Dear Solaris boot sequence: SHUT UP

September 20, 2010

Here is how Solaris reduced me to a grim rage just now.

We had a power glitch this weekend, and one of our Solaris servers wouldn't come up afterwards; it hit some problem that left it needing attention in single-user mode.

What problem? I couldn't see. Solaris printed the problem to the machine console, but then it kept producing more boot-time output. Lots of boot time output, all of it unimportant (one or two lines per iSCSI target that it could connect to). This was more than enough to scroll the problem message off the top, and of course the Solaris console has no scrollback buffer. So I was left with a system that needed manual attention, but I had no idea of exactly what manual attention it needed.

The Solaris boot sequence is an egregious offender in the category of bad boot time messages; it is a peculiar mixture of completely uninformative and pointlessly verbose. In our environment, possibly the entire blame for this rests on iSCSI, but it's an OS component and so I blame Solaris cultural attitudes as a whole.

(Frankly, it's yet another really odd way that an 'enterprise' OS is not actually enterprise ready.

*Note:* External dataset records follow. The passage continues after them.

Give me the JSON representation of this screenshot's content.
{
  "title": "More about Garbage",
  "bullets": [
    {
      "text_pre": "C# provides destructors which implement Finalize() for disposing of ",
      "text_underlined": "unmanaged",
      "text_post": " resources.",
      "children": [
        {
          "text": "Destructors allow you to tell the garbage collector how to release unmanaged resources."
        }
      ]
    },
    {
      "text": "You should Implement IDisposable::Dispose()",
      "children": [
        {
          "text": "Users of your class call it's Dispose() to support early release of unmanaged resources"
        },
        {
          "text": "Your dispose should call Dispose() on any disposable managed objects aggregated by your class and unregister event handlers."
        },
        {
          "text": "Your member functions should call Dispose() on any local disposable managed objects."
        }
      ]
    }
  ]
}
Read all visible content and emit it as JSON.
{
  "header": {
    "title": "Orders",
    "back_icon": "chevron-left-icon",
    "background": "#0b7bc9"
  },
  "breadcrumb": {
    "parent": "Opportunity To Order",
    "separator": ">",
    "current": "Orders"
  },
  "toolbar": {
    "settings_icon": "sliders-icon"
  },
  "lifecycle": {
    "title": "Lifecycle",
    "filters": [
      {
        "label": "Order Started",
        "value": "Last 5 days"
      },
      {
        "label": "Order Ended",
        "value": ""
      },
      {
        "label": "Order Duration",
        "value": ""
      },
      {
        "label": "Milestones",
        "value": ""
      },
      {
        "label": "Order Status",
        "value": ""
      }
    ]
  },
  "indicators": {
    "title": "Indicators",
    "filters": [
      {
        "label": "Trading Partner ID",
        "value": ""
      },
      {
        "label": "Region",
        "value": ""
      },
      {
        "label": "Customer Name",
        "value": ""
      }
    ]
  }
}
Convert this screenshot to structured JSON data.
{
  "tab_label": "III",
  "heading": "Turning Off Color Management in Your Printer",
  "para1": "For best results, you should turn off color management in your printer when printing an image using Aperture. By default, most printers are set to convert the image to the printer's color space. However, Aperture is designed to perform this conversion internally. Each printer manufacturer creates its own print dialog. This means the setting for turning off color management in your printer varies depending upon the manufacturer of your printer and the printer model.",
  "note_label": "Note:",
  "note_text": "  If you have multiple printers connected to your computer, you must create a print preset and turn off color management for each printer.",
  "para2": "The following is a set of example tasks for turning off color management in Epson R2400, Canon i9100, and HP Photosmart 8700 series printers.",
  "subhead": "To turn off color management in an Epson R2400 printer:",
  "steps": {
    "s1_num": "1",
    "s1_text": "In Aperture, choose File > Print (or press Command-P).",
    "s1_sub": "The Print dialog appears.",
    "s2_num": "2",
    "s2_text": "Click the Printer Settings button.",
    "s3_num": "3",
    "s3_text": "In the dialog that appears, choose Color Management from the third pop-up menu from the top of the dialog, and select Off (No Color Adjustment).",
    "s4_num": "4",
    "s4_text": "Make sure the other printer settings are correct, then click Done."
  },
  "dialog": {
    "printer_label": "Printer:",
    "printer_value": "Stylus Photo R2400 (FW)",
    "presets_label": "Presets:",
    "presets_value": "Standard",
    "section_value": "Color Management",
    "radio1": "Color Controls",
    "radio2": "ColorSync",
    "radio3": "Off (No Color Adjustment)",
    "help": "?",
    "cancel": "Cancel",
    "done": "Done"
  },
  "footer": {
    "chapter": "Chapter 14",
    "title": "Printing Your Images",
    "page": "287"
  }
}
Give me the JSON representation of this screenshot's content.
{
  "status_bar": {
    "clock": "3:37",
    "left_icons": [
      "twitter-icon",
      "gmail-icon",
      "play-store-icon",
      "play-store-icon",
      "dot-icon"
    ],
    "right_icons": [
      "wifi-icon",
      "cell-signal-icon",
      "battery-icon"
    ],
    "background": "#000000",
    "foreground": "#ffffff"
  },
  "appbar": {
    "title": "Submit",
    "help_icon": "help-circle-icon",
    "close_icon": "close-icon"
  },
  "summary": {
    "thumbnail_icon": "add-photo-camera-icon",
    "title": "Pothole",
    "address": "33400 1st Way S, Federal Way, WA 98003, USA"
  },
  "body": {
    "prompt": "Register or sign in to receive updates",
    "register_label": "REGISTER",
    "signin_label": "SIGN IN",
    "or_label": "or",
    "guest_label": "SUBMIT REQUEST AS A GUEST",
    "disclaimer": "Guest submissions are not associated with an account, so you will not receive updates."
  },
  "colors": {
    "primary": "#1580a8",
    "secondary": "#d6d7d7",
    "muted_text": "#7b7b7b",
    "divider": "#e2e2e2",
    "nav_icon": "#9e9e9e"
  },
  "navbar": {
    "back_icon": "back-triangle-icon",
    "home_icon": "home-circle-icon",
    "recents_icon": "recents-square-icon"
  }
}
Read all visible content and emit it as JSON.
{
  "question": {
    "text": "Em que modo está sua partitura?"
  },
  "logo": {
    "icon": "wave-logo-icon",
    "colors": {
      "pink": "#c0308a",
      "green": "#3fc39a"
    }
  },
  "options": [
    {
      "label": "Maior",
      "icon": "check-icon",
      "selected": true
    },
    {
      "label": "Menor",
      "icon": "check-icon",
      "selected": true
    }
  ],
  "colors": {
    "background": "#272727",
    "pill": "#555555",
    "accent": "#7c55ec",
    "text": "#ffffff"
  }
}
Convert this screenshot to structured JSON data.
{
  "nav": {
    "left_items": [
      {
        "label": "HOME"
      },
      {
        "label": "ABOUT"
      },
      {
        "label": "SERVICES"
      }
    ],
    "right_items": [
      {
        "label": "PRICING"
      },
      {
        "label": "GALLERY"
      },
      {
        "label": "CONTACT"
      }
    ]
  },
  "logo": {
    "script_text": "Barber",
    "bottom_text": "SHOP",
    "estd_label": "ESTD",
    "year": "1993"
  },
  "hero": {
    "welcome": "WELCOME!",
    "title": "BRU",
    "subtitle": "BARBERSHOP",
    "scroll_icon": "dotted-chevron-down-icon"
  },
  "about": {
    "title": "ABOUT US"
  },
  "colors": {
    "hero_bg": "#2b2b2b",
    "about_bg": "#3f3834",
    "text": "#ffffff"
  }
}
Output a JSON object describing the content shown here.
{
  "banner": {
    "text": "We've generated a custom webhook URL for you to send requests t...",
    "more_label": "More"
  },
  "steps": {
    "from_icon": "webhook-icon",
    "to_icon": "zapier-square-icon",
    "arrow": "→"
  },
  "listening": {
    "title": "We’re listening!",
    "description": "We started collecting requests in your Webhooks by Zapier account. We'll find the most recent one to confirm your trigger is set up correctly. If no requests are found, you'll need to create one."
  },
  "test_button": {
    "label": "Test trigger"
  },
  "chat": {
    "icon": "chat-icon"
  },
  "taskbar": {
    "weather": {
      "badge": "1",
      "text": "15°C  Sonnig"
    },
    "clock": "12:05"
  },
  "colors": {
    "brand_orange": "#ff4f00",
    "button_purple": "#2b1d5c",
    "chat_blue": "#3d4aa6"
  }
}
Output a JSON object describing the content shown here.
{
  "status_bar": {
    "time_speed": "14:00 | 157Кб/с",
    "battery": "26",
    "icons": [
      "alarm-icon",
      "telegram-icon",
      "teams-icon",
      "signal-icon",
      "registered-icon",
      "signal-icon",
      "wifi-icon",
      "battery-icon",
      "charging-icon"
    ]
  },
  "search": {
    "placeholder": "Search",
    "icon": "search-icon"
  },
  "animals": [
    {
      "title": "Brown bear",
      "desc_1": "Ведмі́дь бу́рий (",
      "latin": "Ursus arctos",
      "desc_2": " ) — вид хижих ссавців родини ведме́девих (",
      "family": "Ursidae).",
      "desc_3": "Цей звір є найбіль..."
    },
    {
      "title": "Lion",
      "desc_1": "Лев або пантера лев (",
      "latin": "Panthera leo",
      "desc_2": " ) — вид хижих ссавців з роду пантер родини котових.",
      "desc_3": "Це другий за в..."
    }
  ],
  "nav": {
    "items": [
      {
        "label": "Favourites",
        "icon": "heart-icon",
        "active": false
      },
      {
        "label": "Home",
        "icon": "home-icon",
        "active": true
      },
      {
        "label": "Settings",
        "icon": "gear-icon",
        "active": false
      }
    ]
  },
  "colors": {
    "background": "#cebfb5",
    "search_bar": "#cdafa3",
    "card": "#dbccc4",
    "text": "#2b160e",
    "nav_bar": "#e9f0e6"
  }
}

One defining trait of enterprise environments is that they have a lot of whatever; a lot of disks, a lot of iSCSI targets, a lot of RAM, and so on. Thus I'd think than an enterprise ready OS would think about scale issues in messages and the like. But Solaris? Not so much.)

As usual, I got out of this by figuring out how to turn off iSCSI entirely, so that I could sort of see the boot messages. Fortunately our Solaris servers don't actually require iSCSI to boot, or we'd be in much more trouble.

PS: for people who are wondering why we don't have a serial console, one reason is this. I refuse to touch Solaris 10 serial support until there is some user friendly guide that actually works and explains what is going on and how you do things.

Sidebar: what it took to turn off iSCSI

Roughly:

  • fsck, so that the filesystems were clean
  • mount -o remount,rw /; this complained but seems to have actually worked.
  • iscsiadm to turn off discovery. Without the read-write remount of /, this completed without visible problems but didn't actually turn things off permanently.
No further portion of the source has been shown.